Sehari ia mengaku bisa menghabiskan bahan baku beras sebanyak 30 liter yang dihaluskan dengan alat penggiling menjadi tepung beras. Yang menjadi ciri khas dari Dodongkal yaitu wadah atau tempat untuk mengukus yang berupa anyaman bambu berbentuk kerucut seperti tumpeng atau disebut Aseupan. Nantinya kukusan berbentuk kerucut tersebut dimasukkan ke dalam alat pengukus yang disebut seeng.
"Untuk daunnya kita menggunakan daun pisang batu. Kita benar-benar menggunakan bahan tradisional dan bebas bahan pengawet,” tuturnya.
Di daerahnya ada 30 pedagang dodongkal. Wawan secara pribadi memiliki 5 pedagang keliling yang menggunakan sepeda motor. “Pemasarannya menggunakan motoris atau keliling, karena saat ini tidak ada tempat untuk berjualan dan memasarkannya,” katanya.
Untuk prosesnya pembuatannya mulai dari pukul 11.00 WIB hingga waktu subuh.

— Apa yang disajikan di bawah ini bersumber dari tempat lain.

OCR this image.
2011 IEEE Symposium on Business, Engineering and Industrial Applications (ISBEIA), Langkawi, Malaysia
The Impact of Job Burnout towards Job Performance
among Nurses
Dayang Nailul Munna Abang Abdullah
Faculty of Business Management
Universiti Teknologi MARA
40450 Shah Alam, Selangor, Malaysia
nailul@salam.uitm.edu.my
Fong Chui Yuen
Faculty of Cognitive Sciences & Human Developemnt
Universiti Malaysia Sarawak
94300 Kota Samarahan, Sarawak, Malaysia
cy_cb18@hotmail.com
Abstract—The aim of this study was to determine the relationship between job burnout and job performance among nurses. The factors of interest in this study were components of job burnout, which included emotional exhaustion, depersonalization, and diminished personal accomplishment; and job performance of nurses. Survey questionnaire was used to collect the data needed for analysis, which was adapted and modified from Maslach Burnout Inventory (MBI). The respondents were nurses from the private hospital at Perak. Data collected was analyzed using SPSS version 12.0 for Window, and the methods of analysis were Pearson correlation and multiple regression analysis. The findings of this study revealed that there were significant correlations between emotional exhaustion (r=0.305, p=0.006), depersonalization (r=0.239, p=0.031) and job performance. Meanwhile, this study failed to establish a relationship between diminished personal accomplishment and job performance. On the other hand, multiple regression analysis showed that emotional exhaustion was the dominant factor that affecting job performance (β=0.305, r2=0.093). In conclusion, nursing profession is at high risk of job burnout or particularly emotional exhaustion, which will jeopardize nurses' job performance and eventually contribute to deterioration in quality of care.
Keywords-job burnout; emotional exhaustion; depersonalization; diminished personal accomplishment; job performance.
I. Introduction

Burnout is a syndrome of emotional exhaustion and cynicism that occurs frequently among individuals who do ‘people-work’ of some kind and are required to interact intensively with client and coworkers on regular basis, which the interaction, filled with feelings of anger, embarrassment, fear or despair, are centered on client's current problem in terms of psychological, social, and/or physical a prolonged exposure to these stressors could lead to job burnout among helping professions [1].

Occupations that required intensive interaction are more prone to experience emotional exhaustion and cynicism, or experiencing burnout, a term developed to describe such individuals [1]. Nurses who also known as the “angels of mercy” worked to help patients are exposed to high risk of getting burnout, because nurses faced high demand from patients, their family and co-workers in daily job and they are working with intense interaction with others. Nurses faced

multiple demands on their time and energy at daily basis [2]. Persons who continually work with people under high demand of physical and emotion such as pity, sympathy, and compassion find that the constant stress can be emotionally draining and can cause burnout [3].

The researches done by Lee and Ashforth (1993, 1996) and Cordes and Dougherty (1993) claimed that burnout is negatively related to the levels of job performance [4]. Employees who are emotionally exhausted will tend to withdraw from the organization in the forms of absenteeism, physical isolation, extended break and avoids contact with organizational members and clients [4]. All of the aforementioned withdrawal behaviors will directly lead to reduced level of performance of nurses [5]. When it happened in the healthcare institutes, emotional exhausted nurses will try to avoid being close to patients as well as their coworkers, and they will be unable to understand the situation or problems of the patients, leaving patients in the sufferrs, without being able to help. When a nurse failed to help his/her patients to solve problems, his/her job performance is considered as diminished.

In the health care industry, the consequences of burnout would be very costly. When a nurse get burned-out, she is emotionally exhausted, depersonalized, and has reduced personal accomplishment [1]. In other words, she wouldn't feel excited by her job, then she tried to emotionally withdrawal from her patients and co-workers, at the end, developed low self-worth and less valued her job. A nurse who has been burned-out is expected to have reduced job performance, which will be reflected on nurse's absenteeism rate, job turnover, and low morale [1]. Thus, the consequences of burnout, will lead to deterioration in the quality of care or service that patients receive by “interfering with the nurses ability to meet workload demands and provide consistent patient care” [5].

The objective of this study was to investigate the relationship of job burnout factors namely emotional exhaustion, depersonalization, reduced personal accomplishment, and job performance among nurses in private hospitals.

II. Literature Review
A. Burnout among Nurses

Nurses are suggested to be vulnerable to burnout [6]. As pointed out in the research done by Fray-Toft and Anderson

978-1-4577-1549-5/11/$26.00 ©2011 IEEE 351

Harganya bervariasi, tergantung ukuran dan pemesanan, mulai dari Rp 3.000 hingga Rp 100.000. “Kalau yang motoris Rp 3.000 - Rp 5.000 satu porsinya,” katanya.
Kudapan hasil kreativitas warga lokal di Kota Bogor berkembang lewat jejaring KIM. (Foto : Istimewa)
Wawan menginginkan adanya penelitian dari Pemkot Bogor atau IPB University mengenai tepung beras agar kuat lama dan kualitasnya tidak menurun, agar ke depan dodongkal bisa dibuat secara praktis dimanapun dan kapanpun. Sebab, saat ini belum ada tepung instan dodongkal di pasaran.